I was also speaking to full length sizing as I do nothing but full length size. There are full length dies out there that are so blown out at the bottom for easy feeding that they dont size correctly and the answer I hear from people is "get a small base die". My answer is "get a die that holds dimensions better". No need for small base in 99% of applications, just the need to buy better dies and not cheap out.

And nothing I have said changes the FACT that a Wilson gauge IS NOT a chamber gauge, its a headspace/trim length gauge which is OK for setting head space ONLY on a size die. That guarantees nothing as far as anything else with the case goes since it checks NO OTHER DIMENSION. It has nothing to do with small base or not because most small base dies size BELOW SAAMI spec. If you call Wilson they will explain the same thing that the only dimension they check is head space. That makes the Wilson gauge a shitty chamber gauge, since it doesnt mimic a chamber.

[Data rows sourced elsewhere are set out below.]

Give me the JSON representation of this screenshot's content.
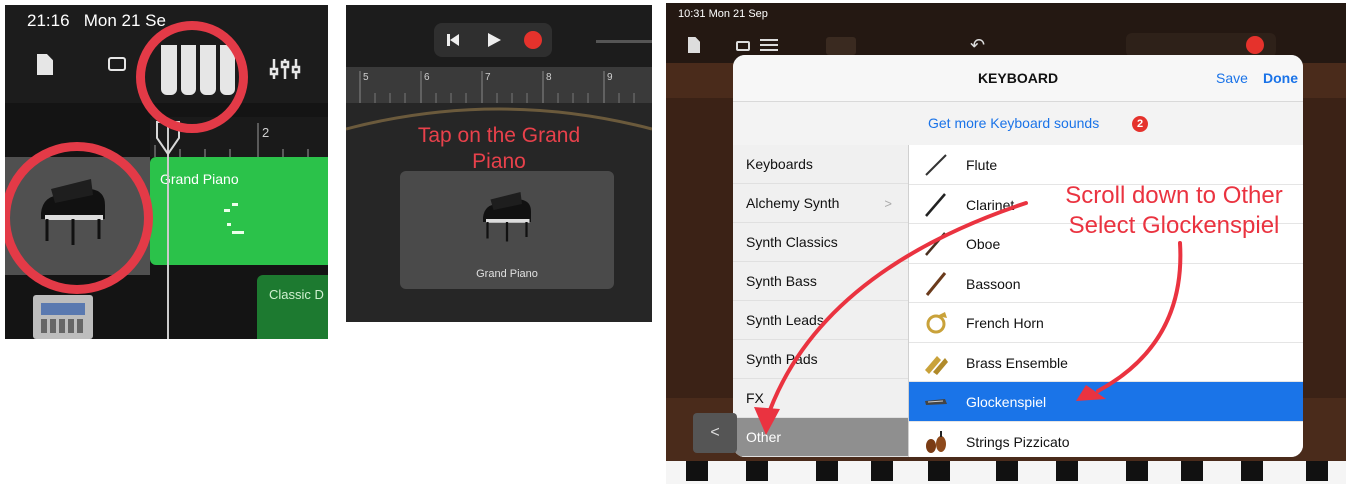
{
  "panel1": {
    "status_time": "21:16",
    "status_date": "Mon 21 Se",
    "ruler_mark": "2",
    "region_grand_piano": "Grand Piano",
    "region_classic": "Classic D",
    "highlight_color": "#e33a47"
  },
  "panel2": {
    "ruler_marks": [
      "5",
      "6",
      "7",
      "8",
      "9"
    ],
    "instruction": "Tap on the Grand Piano",
    "card_label": "Grand Piano"
  },
  "panel3": {
    "status": "10:31  Mon 21 Sep",
    "modal_title": "KEYBOARD",
    "save_label": "Save",
    "done_label": "Done",
    "more_sounds": "Get more Keyboard sounds",
    "more_badge": "2",
    "back_glyph": "<",
    "categories": [
      "Keyboards",
      "Alchemy Synth",
      "Synth Classics",
      "Synth Bass",
      "Synth Leads",
      "Synth Pads",
      "FX",
      "Other"
    ],
    "selected_category": "Other",
    "instruments": [
      "Flute",
      "Clarinet",
      "Oboe",
      "Bassoon",
      "French Horn",
      "Brass Ensemble",
      "Glockenspiel",
      "Strings Pizzicato"
    ],
    "selected_instrument": "Glockenspiel",
    "annotation_line1": "Scroll down to Other",
    "annotation_line2": "Select Glockenspiel",
    "accent_color": "#1a74e8",
    "annotation_color": "#ea3340"
  }
}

Again, Wilson gauges, for what they are designed to do are good gauges, accurate, etc... BUT people, especially new loaders, buy them and think "chamber gauge" and then are baffled when their ammo doesnt chamber.

So for the same money as a Wilson gauge I would still recommend a Sheridan gauge or Hornady headspace gauge kit for the calipers. IMO you get BETTER data with the Hornady kit and a more useful overall gauge with the Sheridan since it shows you headspace as well as min SAAMI chamber dimensions. I will not recommend Wilson gauges to anybody anymore when there are better products on the market for the same cost.

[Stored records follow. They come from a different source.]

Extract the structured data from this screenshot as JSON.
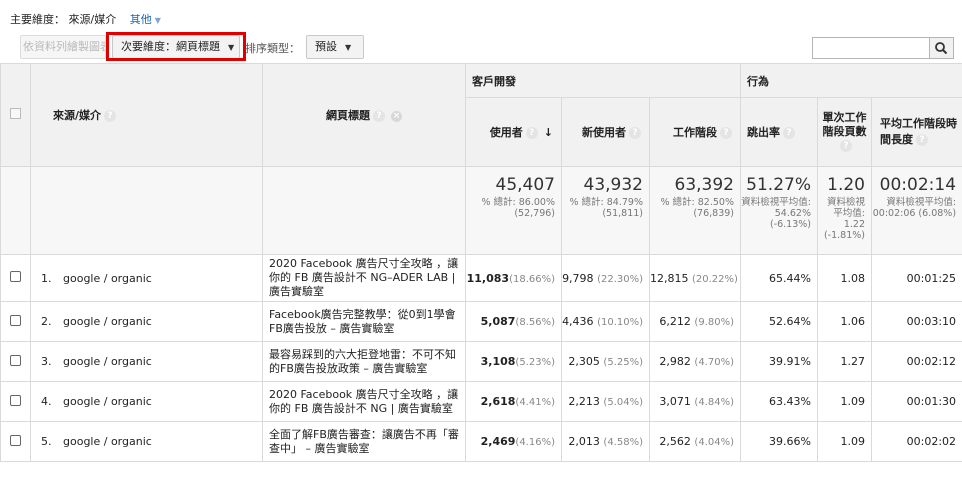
{
  "dims": {
    "primary_label": "主要維度：",
    "primary_value": "來源/媒介",
    "other": "其他"
  },
  "toolbar": {
    "plot_rows": "依資料列繪製圖表",
    "secondary_dim": "次要維度：網頁標題",
    "sort_label": "排序類型：",
    "sort_value": "預設",
    "search_placeholder": ""
  },
  "table": {
    "group_acquisition": "客戶開發",
    "group_behavior": "行為",
    "col_source": "來源/媒介",
    "col_title": "網頁標題",
    "col_users": "使用者",
    "col_new_users": "新使用者",
    "col_sessions": "工作階段",
    "col_bounce": "跳出率",
    "col_pages": "單次工作階段頁數",
    "col_duration": "平均工作階段時間長度",
    "totals": {
      "users": "45,407",
      "users_sub": "% 總計: 86.00% (52,796)",
      "new_users": "43,932",
      "new_users_sub": "% 總計: 84.79% (51,811)",
      "sessions": "63,392",
      "sessions_sub": "% 總計: 82.50% (76,839)",
      "bounce": "51.27%",
      "bounce_sub": "資料檢視平均值: 54.62% (-6.13%)",
      "pages": "1.20",
      "pages_sub": "資料檢視平均值: 1.22 (-1.81%)",
      "duration": "00:02:14",
      "duration_sub": "資料檢視平均值: 00:02:06 (6.08%)"
    },
    "rows": [
      {
        "idx": "1.",
        "source": "google / organic",
        "title": "2020 Facebook 廣告尺寸全攻略 ，讓你的 FB 廣告設計不 NG–ADER LAB | 廣告實驗室",
        "users": "11,083",
        "users_pct": "(18.66%)",
        "new_users": "9,798",
        "new_users_pct": "(22.30%)",
        "sessions": "12,815",
        "sessions_pct": "(20.22%)",
        "bounce": "65.44%",
        "pages": "1.08",
        "duration": "00:01:25"
      },
      {
        "idx": "2.",
        "source": "google / organic",
        "title": "Facebook廣告完整教學：從0到1學會FB廣告投放 – 廣告實驗室",
        "users": "5,087",
        "users_pct": "(8.56%)",
        "new_users": "4,436",
        "new_users_pct": "(10.10%)",
        "sessions": "6,212",
        "sessions_pct": "(9.80%)",
        "bounce": "52.64%",
        "pages": "1.06",
        "duration": "00:03:10"
      },
      {
        "idx": "3.",
        "source": "google / organic",
        "title": "最容易踩到的六大拒登地雷：不可不知的FB廣告投放政策 – 廣告實驗室",
        "users": "3,108",
        "users_pct": "(5.23%)",
        "new_users": "2,305",
        "new_users_pct": "(5.25%)",
        "sessions": "2,982",
        "sessions_pct": "(4.70%)",
        "bounce": "39.91%",
        "pages": "1.27",
        "duration": "00:02:12"
      },
      {
        "idx": "4.",
        "source": "google / organic",
        "title": "2020 Facebook 廣告尺寸全攻略 ，讓你的 FB 廣告設計不 NG | 廣告實驗室",
        "users": "2,618",
        "users_pct": "(4.41%)",
        "new_users": "2,213",
        "new_users_pct": "(5.04%)",
        "sessions": "3,071",
        "sessions_pct": "(4.84%)",
        "bounce": "63.43%",
        "pages": "1.09",
        "duration": "00:01:30"
      },
      {
        "idx": "5.",
        "source": "google / organic",
        "title": "全面了解FB廣告審查：讓廣告不再「審查中」 – 廣告實驗室",
        "users": "2,469",
        "users_pct": "(4.16%)",
        "new_users": "2,013",
        "new_users_pct": "(4.58%)",
        "sessions": "2,562",
        "sessions_pct": "(4.04%)",
        "bounce": "39.66%",
        "pages": "1.09",
        "duration": "00:02:02"
      }
    ]
  },
  "colors": {
    "highlight": "#e00000",
    "link": "#1a67b1"
  }
}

When you are talking to new guys about reloading that dont even have a case gauge of any kind you have to explain the difference to them and that was what I was really trying to get at. If people dont understand what a Wilson gauge is for, they will assume "chamber" gauge, but its not, its a headspace gauge. If people want a true "chamber" gauge, get a Sheridan. If all they want is to check headspace, the Wilson gauge will work out great OR get the Hornady headspace kit which I believe is the better way to go. Right tool for the job type of thing.

rjacobs
01-27-14, 10:10
OK, that helps but still confused. So I think you mean the brass near the web is expanding outward so the diameter can be too big to chamber. Would FL resizing not take care of that?

Also, I had been thinking the gauge was just for length, but now I gather that it simulates a chamber so it'll catch diameter problems too. That right?

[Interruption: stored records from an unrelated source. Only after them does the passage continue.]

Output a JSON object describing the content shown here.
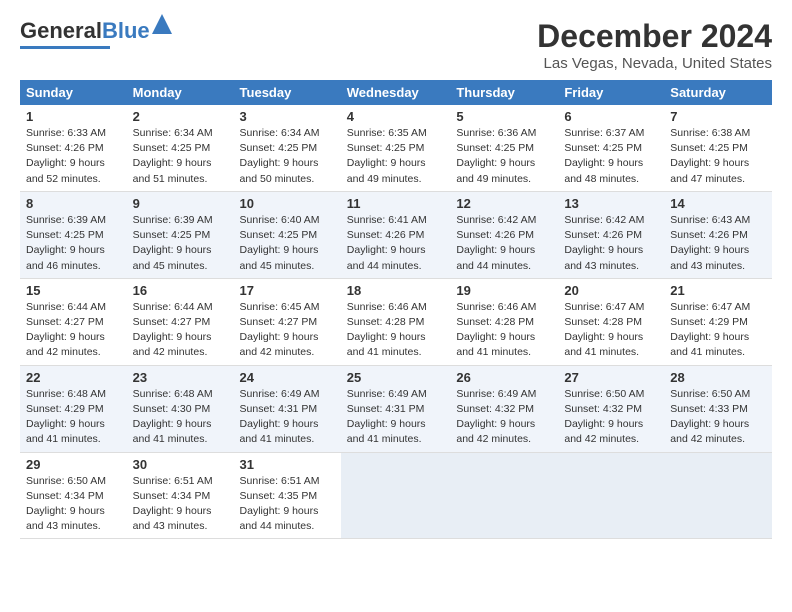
{
  "header": {
    "logo_general": "General",
    "logo_blue": "Blue",
    "title": "December 2024",
    "subtitle": "Las Vegas, Nevada, United States"
  },
  "columns": [
    "Sunday",
    "Monday",
    "Tuesday",
    "Wednesday",
    "Thursday",
    "Friday",
    "Saturday"
  ],
  "weeks": [
    [
      {
        "day": "1",
        "info": "Sunrise: 6:33 AM\nSunset: 4:26 PM\nDaylight: 9 hours\nand 52 minutes."
      },
      {
        "day": "2",
        "info": "Sunrise: 6:34 AM\nSunset: 4:25 PM\nDaylight: 9 hours\nand 51 minutes."
      },
      {
        "day": "3",
        "info": "Sunrise: 6:34 AM\nSunset: 4:25 PM\nDaylight: 9 hours\nand 50 minutes."
      },
      {
        "day": "4",
        "info": "Sunrise: 6:35 AM\nSunset: 4:25 PM\nDaylight: 9 hours\nand 49 minutes."
      },
      {
        "day": "5",
        "info": "Sunrise: 6:36 AM\nSunset: 4:25 PM\nDaylight: 9 hours\nand 49 minutes."
      },
      {
        "day": "6",
        "info": "Sunrise: 6:37 AM\nSunset: 4:25 PM\nDaylight: 9 hours\nand 48 minutes."
      },
      {
        "day": "7",
        "info": "Sunrise: 6:38 AM\nSunset: 4:25 PM\nDaylight: 9 hours\nand 47 minutes."
      }
    ],
    [
      {
        "day": "8",
        "info": "Sunrise: 6:39 AM\nSunset: 4:25 PM\nDaylight: 9 hours\nand 46 minutes."
      },
      {
        "day": "9",
        "info": "Sunrise: 6:39 AM\nSunset: 4:25 PM\nDaylight: 9 hours\nand 45 minutes."
      },
      {
        "day": "10",
        "info": "Sunrise: 6:40 AM\nSunset: 4:25 PM\nDaylight: 9 hours\nand 45 minutes."
      },
      {
        "day": "11",
        "info": "Sunrise: 6:41 AM\nSunset: 4:26 PM\nDaylight: 9 hours\nand 44 minutes."
      },
      {
        "day": "12",
        "info": "Sunrise: 6:42 AM\nSunset: 4:26 PM\nDaylight: 9 hours\nand 44 minutes."
      },
      {
        "day": "13",
        "info": "Sunrise: 6:42 AM\nSunset: 4:26 PM\nDaylight: 9 hours\nand 43 minutes."
      },
      {
        "day": "14",
        "info": "Sunrise: 6:43 AM\nSunset: 4:26 PM\nDaylight: 9 hours\nand 43 minutes."
      }
    ],
    [
      {
        "day": "15",
        "info": "Sunrise: 6:44 AM\nSunset: 4:27 PM\nDaylight: 9 hours\nand 42 minutes."
      },
      {
        "day": "16",
        "info": "Sunrise: 6:44 AM\nSunset: 4:27 PM\nDaylight: 9 hours\nand 42 minutes."
      },
      {
        "day": "17",
        "info": "Sunrise: 6:45 AM\nSunset: 4:27 PM\nDaylight: 9 hours\nand 42 minutes."
      },
      {
        "day": "18",
        "info": "Sunrise: 6:46 AM\nSunset: 4:28 PM\nDaylight: 9 hours\nand 41 minutes."
      },
      {
        "day": "19",
        "info": "Sunrise: 6:46 AM\nSunset: 4:28 PM\nDaylight: 9 hours\nand 41 minutes."
      },
      {
        "day": "20",
        "info": "Sunrise: 6:47 AM\nSunset: 4:28 PM\nDaylight: 9 hours\nand 41 minutes."
      },
      {
        "day": "21",
        "info": "Sunrise: 6:47 AM\nSunset: 4:29 PM\nDaylight: 9 hours\nand 41 minutes."
      }
    ],
    [
      {
        "day": "22",
        "info": "Sunrise: 6:48 AM\nSunset: 4:29 PM\nDaylight: 9 hours\nand 41 minutes."
      },
      {
        "day": "23",
        "info": "Sunrise: 6:48 AM\nSunset: 4:30 PM\nDaylight: 9 hours\nand 41 minutes."
      },
      {
        "day": "24",
        "info": "Sunrise: 6:49 AM\nSunset: 4:31 PM\nDaylight: 9 hours\nand 41 minutes."
      },
      {
        "day": "25",
        "info": "Sunrise: 6:49 AM\nSunset: 4:31 PM\nDaylight: 9 hours\nand 41 minutes."
      },
      {
        "day": "26",
        "info": "Sunrise: 6:49 AM\nSunset: 4:32 PM\nDaylight: 9 hours\nand 42 minutes."
      },
      {
        "day": "27",
        "info": "Sunrise: 6:50 AM\nSunset: 4:32 PM\nDaylight: 9 hours\nand 42 minutes."
      },
      {
        "day": "28",
        "info": "Sunrise: 6:50 AM\nSunset: 4:33 PM\nDaylight: 9 hours\nand 42 minutes."
      }
    ],
    [
      {
        "day": "29",
        "info": "Sunrise: 6:50 AM\nSunset: 4:34 PM\nDaylight: 9 hours\nand 43 minutes."
      },
      {
        "day": "30",
        "info": "Sunrise: 6:51 AM\nSunset: 4:34 PM\nDaylight: 9 hours\nand 43 minutes."
      },
      {
        "day": "31",
        "info": "Sunrise: 6:51 AM\nSunset: 4:35 PM\nDaylight: 9 hours\nand 44 minutes."
      },
      null,
      null,
      null,
      null
    ]
  ]
}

Just to make the point 1 more time. Wilson gauges only show head space, they DO NOT simulate a chamber in all dimensions. If you want a gauge that does that, get a Sheridan gauge that shows both head space AND actual SAAMI chamber diameter.

markm
01-27-14, 10:25
In my opinion, if you get a good sizing die... small base or a good standard die, you don't need anything more than a Dillon or Wilson case guage.

I have never had any web area dimension problems in any number of guns my ammo has been fired in.

As far as "oversizing" a case... To me that means turning the size die to where the shoulder is pushed back too far. This will greatly reduce case life. And when they start separating, it can be annoying... creating stoppages and stuff.

Tzed250
01-27-14, 12:15
In my opinion, if you get a good sizing die... small base or a good standard die, you don't need anything more than a Dillon or Wilson case guage.

I have never had any web area dimension problems in any number of guns my ammo has been fired in.

As far as "oversizing" a case... To me that means turning the size die to where the shoulder is pushed back too far. This will greatly reduce case life. And when they start separating, it can be annoying... creating stoppages and stuff.

This is where I am. I'm not "high volume", but I do enough that efficiency is important. My chamber gage is my chamber. When setting a FL die the Wilson has always worked for me. Is it the best? Probably not, but it does what I, and many others, need it to do.